Does the unsigned keyword affect the result of sizeof?

Question

Do C and C++ guarantee that the unsigned equivalent of a type has the same size?

Example:

size_t size = sizeof(unsigned int);

Is the unsigned completely moot here?

Answer 1

Both languages guarantee that signed and unsigned variants of a corresponding standard integer type have the same size.

C++, committee draft n3337, 3.9.1/3:

3 For each of the standard signed integer types, there exists a corresponding (but different) standard un- signed integer type: “unsigned char”, “unsigned short int”, “unsigned int”, “unsigned long int”, and “unsigned long long int”, each of which occupies the same amount of storage and has the same alignment requirements (3.11) as the corresponding signed integer type45; that is, each signed integer type has the same object representation as its corresponding unsigned integer type. [...]

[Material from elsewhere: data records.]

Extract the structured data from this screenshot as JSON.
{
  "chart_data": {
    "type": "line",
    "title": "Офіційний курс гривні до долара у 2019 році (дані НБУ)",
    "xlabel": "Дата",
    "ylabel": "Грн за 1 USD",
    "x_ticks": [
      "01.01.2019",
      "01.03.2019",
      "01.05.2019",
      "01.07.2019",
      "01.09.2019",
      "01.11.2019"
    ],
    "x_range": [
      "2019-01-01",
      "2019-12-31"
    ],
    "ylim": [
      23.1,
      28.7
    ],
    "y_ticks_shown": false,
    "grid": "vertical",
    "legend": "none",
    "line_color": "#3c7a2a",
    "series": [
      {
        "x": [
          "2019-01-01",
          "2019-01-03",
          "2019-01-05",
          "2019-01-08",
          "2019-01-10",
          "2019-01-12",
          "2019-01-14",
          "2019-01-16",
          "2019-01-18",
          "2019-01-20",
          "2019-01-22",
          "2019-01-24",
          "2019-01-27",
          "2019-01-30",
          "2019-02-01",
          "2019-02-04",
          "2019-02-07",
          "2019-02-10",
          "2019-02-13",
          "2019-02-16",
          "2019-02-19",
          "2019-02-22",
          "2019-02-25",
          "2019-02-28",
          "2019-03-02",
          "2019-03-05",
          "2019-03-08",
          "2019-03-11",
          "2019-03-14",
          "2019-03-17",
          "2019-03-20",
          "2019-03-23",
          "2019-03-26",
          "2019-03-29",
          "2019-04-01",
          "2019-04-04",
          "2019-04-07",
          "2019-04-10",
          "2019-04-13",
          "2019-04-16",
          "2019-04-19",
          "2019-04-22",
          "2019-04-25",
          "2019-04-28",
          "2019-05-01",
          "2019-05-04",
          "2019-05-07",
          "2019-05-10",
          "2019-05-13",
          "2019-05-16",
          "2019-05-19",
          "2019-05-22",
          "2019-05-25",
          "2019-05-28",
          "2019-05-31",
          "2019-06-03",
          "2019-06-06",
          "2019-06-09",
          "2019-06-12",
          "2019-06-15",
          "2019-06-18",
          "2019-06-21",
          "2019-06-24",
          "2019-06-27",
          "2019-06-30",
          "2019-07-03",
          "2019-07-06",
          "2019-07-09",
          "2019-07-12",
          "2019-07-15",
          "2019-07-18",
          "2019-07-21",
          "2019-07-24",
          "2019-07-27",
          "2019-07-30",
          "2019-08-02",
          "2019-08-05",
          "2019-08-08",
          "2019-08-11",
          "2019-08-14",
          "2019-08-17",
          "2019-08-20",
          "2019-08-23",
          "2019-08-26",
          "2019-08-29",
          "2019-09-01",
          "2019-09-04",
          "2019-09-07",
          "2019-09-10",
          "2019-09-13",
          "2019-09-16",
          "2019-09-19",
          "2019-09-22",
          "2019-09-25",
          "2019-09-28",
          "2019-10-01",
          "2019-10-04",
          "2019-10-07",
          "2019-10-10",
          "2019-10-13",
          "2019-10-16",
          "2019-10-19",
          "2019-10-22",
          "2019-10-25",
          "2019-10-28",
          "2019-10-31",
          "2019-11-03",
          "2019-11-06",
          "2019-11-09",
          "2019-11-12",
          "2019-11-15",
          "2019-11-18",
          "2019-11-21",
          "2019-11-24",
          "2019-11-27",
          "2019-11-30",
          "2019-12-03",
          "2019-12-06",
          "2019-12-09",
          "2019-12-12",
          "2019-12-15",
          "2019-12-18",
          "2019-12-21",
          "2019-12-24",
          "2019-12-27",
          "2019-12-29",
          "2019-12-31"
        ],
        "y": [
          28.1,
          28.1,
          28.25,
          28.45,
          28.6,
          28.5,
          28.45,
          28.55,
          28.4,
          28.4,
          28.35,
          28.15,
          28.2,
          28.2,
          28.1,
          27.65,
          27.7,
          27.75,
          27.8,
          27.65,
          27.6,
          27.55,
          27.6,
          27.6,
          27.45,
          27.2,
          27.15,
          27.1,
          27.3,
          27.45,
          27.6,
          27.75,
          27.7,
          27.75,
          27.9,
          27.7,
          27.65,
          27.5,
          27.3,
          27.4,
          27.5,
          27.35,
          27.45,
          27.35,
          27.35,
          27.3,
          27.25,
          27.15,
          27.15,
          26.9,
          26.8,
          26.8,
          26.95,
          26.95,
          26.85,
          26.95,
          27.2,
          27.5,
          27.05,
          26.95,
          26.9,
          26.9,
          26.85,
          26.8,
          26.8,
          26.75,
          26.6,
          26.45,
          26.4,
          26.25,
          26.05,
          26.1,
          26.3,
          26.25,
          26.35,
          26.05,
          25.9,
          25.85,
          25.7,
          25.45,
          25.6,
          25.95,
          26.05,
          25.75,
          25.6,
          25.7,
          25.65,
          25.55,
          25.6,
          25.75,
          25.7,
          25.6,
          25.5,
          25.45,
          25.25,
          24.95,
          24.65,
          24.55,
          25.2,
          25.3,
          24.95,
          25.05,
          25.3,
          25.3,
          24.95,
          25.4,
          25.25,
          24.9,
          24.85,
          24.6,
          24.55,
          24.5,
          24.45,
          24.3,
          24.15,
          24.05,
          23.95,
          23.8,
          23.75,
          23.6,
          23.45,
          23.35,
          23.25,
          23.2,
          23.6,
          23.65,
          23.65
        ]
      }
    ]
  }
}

For C, the wording is very similar

Taken from draft n1570, 6.2.5/6:

For each of the signed integer types, there is a corresponding (but different) unsigned integer type (designated with the keyword unsigned) that uses the same amount of storage (including sign information) and has the same alignment requirements. The type _Bool and the unsigned integer types that correspond to the standard signed integer types are the standard unsigned integer types. The unsigned integer types that correspond to the extended signed integer types are the extended unsigned integer types. The standard and extended unsigned integer types are collectively called unsigned integer types.

Answer 2

It's not really obsolete, more like redundant. The standard does guarantee signed and unsigned variations of a type to have the same size.